La méthode de dépistage précoce a été mise au point dès 1983 par le professeur Gail Smith de l’université de Pennsylvanie. Cette technique radiologique permet, dès l’âge de 4 mois, d’établir un indice objectif, mesurable et donc chiffrable, de la laxité de la hanche chez le chien: la méthode Pennhip (Pennsylvania Hip lmprovement Program). Cette méthode utilise un dispositif appelé« distracteur » et mesure une valeur appelée « l’indice de distraction ». On réalise, en une seule séance et sous anesthésie, une série de 3 clichés radiologiques pratiqués chez un chien couché sur le dos: un cliché standard permettant d’évaluer l’aspect anatomique de l’articulation, et deux clichés en position forcée, l’un en compression (on pousse volontairement les têtes fémorales au fond de l’acétabulum) et l’autre en « distraction » avec le distracteur placé entre les pattes arrière du chien (qui écarte activement les têtes fémorales du fond de l’acétabulum). On peut ainsi visualiser et mesurer le degré d’étirement maximum de l’articulation, le résultat obtenu étant appelé indice de distraction. On mesure en fait le déplacement du centre de la tête fémorale entre le cliché en compression et celui en distraction. Lorsque cet indice est de 0, l’emboitement de la tête fémorale dans l’acétabulum est parfait et il n’existe aucune hyper laxité. Un indice égal à 1 signe une luxation complète de la hanche.Les valeurs normales de l’indice de distraction ont été établies statistiquement pour chaque race. On peut résumer les diverses études réalisées sur le sujet comme suit. Un indice inférieur à 0,3 correspond à une hanche parfaitement saine. À l’inverse, un indice supérieur à 0,7 témoigne d’une dysplasie sévère. Entre 0,3 et 0,7, le risque est à corréler à la valeur moyenne de la race. Pour le Labrador et le Golden, des valeurs autour de 0,5 sont acceptables. Quelle reste la place de la méthode en 2023? C’est une vraie question. Elle garde son intérêt ne serait-ce que pour sélectionner les futurs chiens guides d’handicapés et de déficients visuels. Mais son développement dans un milieu plus large a ouvert la porte à d’autres travers. Rajoutez-y l’amélioration de la fiabilité de la méthode habituelle générée par l’imagerie informatique et vous comprendrez pourquoi, malgré ses limites, la méthode classique reste d’actualité.
CRITÈRES ACTUALISÉS DE LECTURE DES RADIOGRAPHIES.
L’interprétation d’un cliché de dépistage de dysplasie ne se résume pas, loin de là, à la seule mesure de l’angle de Norberg Olsson.

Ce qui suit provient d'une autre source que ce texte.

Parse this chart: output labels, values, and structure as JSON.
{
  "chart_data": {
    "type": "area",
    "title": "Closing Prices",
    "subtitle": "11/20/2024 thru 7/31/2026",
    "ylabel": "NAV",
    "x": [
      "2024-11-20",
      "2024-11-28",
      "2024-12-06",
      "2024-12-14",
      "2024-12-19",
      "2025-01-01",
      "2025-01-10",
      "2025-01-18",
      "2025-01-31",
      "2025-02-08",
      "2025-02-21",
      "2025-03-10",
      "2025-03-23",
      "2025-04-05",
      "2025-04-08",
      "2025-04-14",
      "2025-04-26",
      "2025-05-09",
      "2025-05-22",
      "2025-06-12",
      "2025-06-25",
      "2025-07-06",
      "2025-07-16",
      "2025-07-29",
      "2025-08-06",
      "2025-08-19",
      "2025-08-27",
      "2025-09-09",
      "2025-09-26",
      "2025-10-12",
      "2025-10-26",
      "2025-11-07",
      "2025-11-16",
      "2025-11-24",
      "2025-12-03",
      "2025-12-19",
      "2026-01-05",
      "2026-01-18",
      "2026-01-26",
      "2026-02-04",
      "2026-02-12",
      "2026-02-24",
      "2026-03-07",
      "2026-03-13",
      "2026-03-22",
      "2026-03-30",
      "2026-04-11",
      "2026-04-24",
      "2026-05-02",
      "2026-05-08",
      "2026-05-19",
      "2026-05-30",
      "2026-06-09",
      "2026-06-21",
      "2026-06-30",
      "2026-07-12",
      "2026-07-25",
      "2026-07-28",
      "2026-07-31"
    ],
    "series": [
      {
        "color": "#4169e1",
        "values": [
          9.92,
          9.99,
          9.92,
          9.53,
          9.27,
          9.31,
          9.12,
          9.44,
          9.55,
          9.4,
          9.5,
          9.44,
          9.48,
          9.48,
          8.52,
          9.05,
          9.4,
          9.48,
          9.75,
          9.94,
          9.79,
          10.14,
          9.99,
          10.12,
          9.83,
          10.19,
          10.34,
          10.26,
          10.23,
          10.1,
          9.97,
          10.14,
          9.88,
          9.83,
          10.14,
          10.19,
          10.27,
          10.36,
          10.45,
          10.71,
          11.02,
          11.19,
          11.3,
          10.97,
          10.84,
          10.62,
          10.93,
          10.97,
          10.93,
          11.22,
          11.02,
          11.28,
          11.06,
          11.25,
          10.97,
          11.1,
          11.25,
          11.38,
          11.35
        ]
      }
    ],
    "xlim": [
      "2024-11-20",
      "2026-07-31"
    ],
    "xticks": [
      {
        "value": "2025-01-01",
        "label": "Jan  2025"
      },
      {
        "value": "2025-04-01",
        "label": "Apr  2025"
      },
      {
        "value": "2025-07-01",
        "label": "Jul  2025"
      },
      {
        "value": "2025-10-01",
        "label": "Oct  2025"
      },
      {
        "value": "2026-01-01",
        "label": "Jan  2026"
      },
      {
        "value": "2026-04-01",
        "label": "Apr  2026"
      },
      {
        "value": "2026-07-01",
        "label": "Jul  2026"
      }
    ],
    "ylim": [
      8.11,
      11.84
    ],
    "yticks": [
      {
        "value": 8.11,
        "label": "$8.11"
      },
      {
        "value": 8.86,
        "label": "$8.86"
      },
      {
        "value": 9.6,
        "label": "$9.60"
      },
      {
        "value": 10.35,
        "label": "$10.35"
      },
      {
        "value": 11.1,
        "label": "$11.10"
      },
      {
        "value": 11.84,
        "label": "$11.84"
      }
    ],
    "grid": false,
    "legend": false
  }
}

À quoi correspond cet angle ? Sa méthode de mesure a légèrement changé en 2006. Il unit deux lignes droites tracées sur la radiographie. La première unit toujours le centre géométrique des deux têtes fémorales. C’est la seconde qui a changé. Jadis elle allait du centre de chaque tête fémorale à
la pointe du rebord acétabulaire cranio-latéral correspondant. Depuis 2006 cette seconde ligne va du centre de la tête fémorale au point de jonction radiologique entre le rebord acétabulaire crânial et le rebord dorsal. L’illustration ci-dessus donne une idée un peu faussée de cet angle. Les deux droites évoquées sont en rouge, l’angle en bleu. Cette image fait toujours passer la seconde droite par la pointe du rebord crânio-latéral. Le point retenu depuis 2006 est un point radiologique, uniquement visible sur un cliché et non sur un squelette. Ce point peut ne pas être superposable au sommet du rebord crânio-latéral, repère retenu sur mon illustration, mais être situé un peu plus en dedans par rapport à lui. Ce changement, certes modeste, permet de mieux intégrer l’importance du recouvrement dorsal de la tête fémorale, de mieux« coller» à la réalité anatomique de la surface articulaire.
Mais bien d’autres critères sont pris en compte par le lecteur avant de donner son appréciation sous forme de cotation exprimée par une lettre allant de A à E. On considère que les chiens côtés A et B sont indemnes de dysplasie. De Cà E, ils présentent une dysplasie d’intensité croissante.
À la suite des progrès de l’imagerie radiologique déjà évoqués, on a pu établir des critères d’analyse de l’anatomie osseuse de la hanche beaucoup plus fins et précis permettant d’optimiser l’efficience de la lecture et la pertinence de la cotation. Ces nouveaux critères ont été ratifiés lors de la conférence internationale organisée par la FCI les 24 et 25 mai 2022 à Copenhague. Celle-ci réunissait les plus grands experts européens en la matière, la France étant représentée par le professeur Jean-Pierre Genevois à qui tous mes écrits sur la dysplasie doivent énormément. Il m’a fait l’amabilité de mettre à ma disposition la traduction de cette nouvelle grille qu’il a réalisée pour nos instances cynophiles nationales (voir plus bas). Elle me paraît beaucoup plus claire et fluide que la traduction littérale que j’en avais faite. Qu’il en soit ici chaleureusement remercié.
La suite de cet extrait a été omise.